Moreover, the paper incorporates a weight constraint on metric learning layers within the CNN architecture to counteract overfitting—a common issue given the complexity of pedestrian data. By imposing a Frobenius norm-based regularization that encourages the learned metric matrix to approximate an identity matrix, the method balances the discriminability of Mahalanobis distance while enhancing generalization abilities akin to Euclidean distance.

Experimental Evaluation and Results

The methodology was rigorously tested on three prominent person re-identification datasets: CUHK03, CUHK01, and VIPeR, spanning various scales and complexities of data distribution. Through comparative experiments, the proposed method achieved superior performance over existing approaches on the CUHK03 and CUHK01 datasets, achieving state-of-the-art rank-one identification rates. It also showed commendable results on the notoriously challenging VIPeR dataset. Additionally, the evaluation explored the effects of different parameter settings such as the impact of the regularization parameter, which balanced within-class and between-class variances.

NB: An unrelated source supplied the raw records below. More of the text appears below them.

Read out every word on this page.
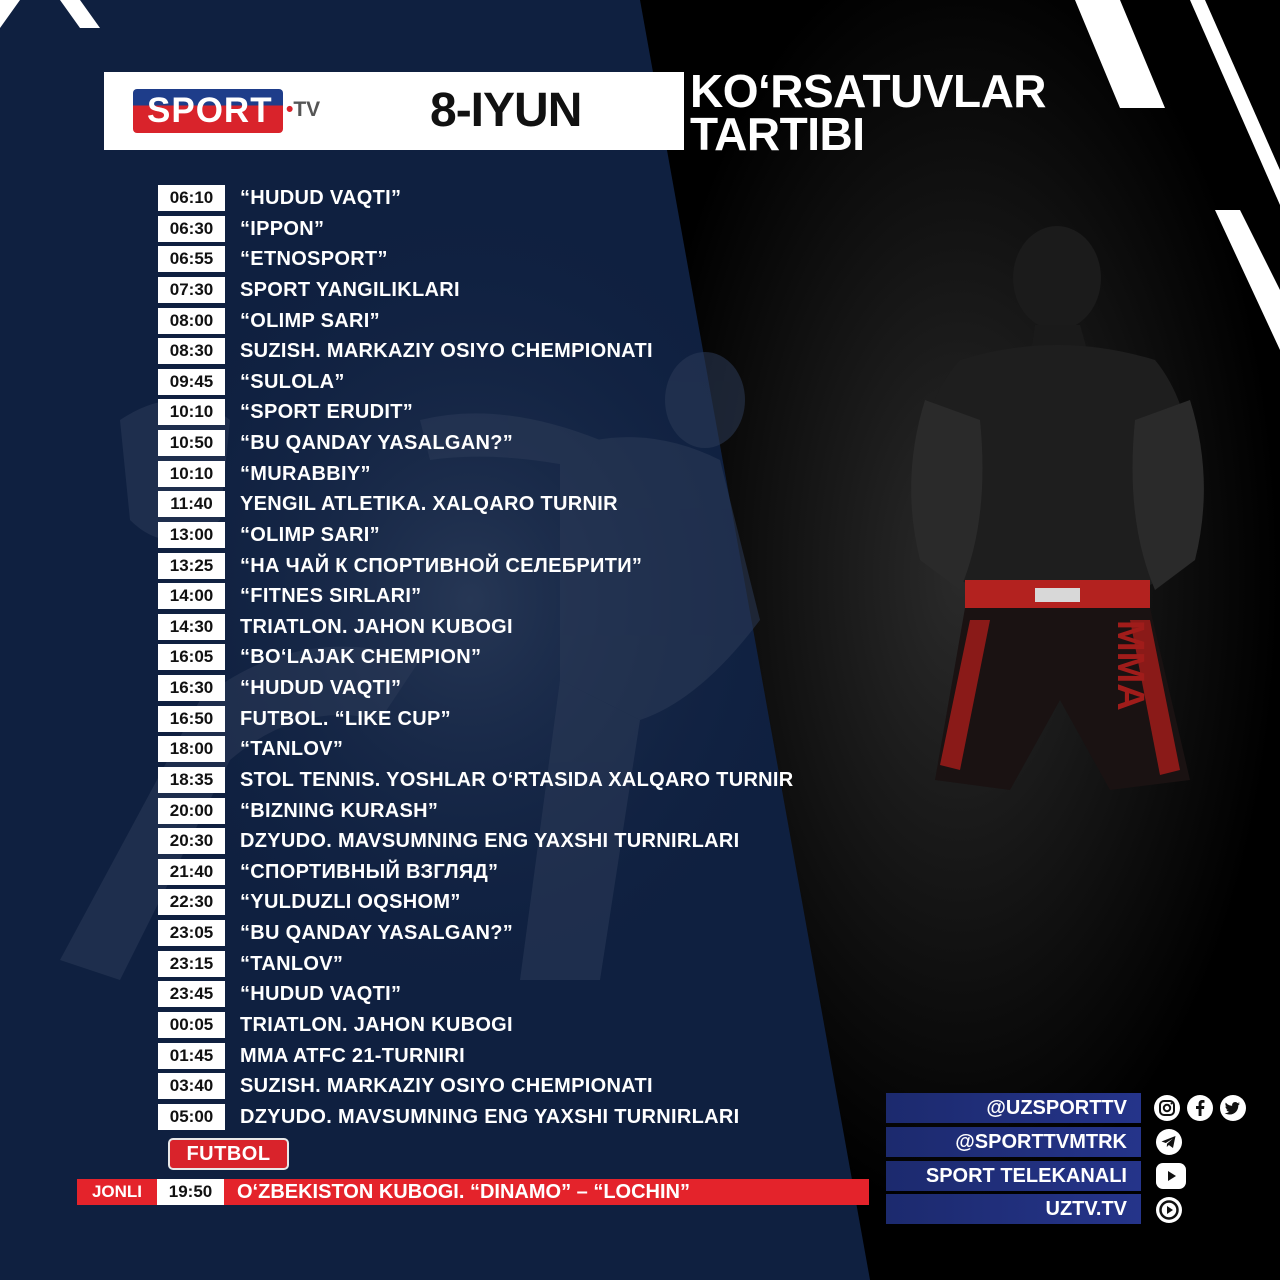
MMA
SPORT •TV 8-IYUN KO‘RSATUVLAR
TARTIBI
06:10	“HUDUD VAQTI”
06:30	“IPPON”
06:55	“ETNOSPORT”
07:30	SPORT YANGILIKLARI
08:00	“OLIMP SARI”
08:30	SUZISH. MARKAZIY OSIYO CHEMPIONATI
09:45	“SULOLA”
10:10	“SPORT ERUDIT”
10:50	“BU QANDAY YASALGAN?”
10:10	“MURABBIY”
11:40	YENGIL ATLETIKA. XALQARO TURNIR
13:00	“OLIMP SARI”
13:25	“НА ЧАЙ К СПОРТИВНОЙ СЕЛЕБРИТИ”
14:00	“FITNES SIRLARI”
14:30	TRIATLON. JAHON KUBOGI
16:05	“BO‘LAJAK CHEMPION”
16:30	“HUDUD VAQTI”
16:50	FUTBOL. “LIKE CUP”
18:00	“TANLOV”
18:35	STOL TENNIS. YOSHLAR O‘RTASIDA XALQARO TURNIR
20:00	“BIZNING KURASH”
20:30	DZYUDO. MAVSUMNING ENG YAXSHI TURNIRLARI
21:40	“СПОРТИВНЫЙ ВЗГЛЯД”
22:30	“YULDUZLI OQSHOM”
23:05	“BU QANDAY YASALGAN?”
23:15	“TANLOV”
23:45	“HUDUD VAQTI”
00:05	TRIATLON. JAHON KUBOGI
01:45	MMA ATFC 21-TURNIRI
03:40	SUZISH. MARKAZIY OSIYO CHEMPIONATI
05:00	DZYUDO. MAVSUMNING ENG YAXSHI TURNIRLARI
FUTBOL
JONLI	19:50	O‘ZBEKISTON KUBOGI. “DINAMO” – “LOCHIN”
@UZSPORTTV
@SPORTTVMTRK
SPORT TELEKANALI
UZTV.TV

Implications and Future Directions

The research contributes significantly to the domain of metric learning for person re-identification, especially in handling the intricate variations presented by real-world surveillance scenarios. The refinement of deep metric networks through moderate positive mining and weight constraints might inspire future designs in both person re-identification systems and more broadly, in varied applications of pattern recognition and computer vision. One promising avenue for future exploration could involve the extension of this method to larger-scale datasets and integration with other emergent technologies, such as attention mechanisms or transformer networks, to further improve efficiency and accuracy.

In conclusion, the paper makes a valuable addition to the growing body of knowledge in computer vision, particularly within the context of person re-identification. The novel training strategies it introduces can potentially lead to the development of more robust neural architectures capable of navigating the expansive and complex feature spaces inherent in pedestrian datasets.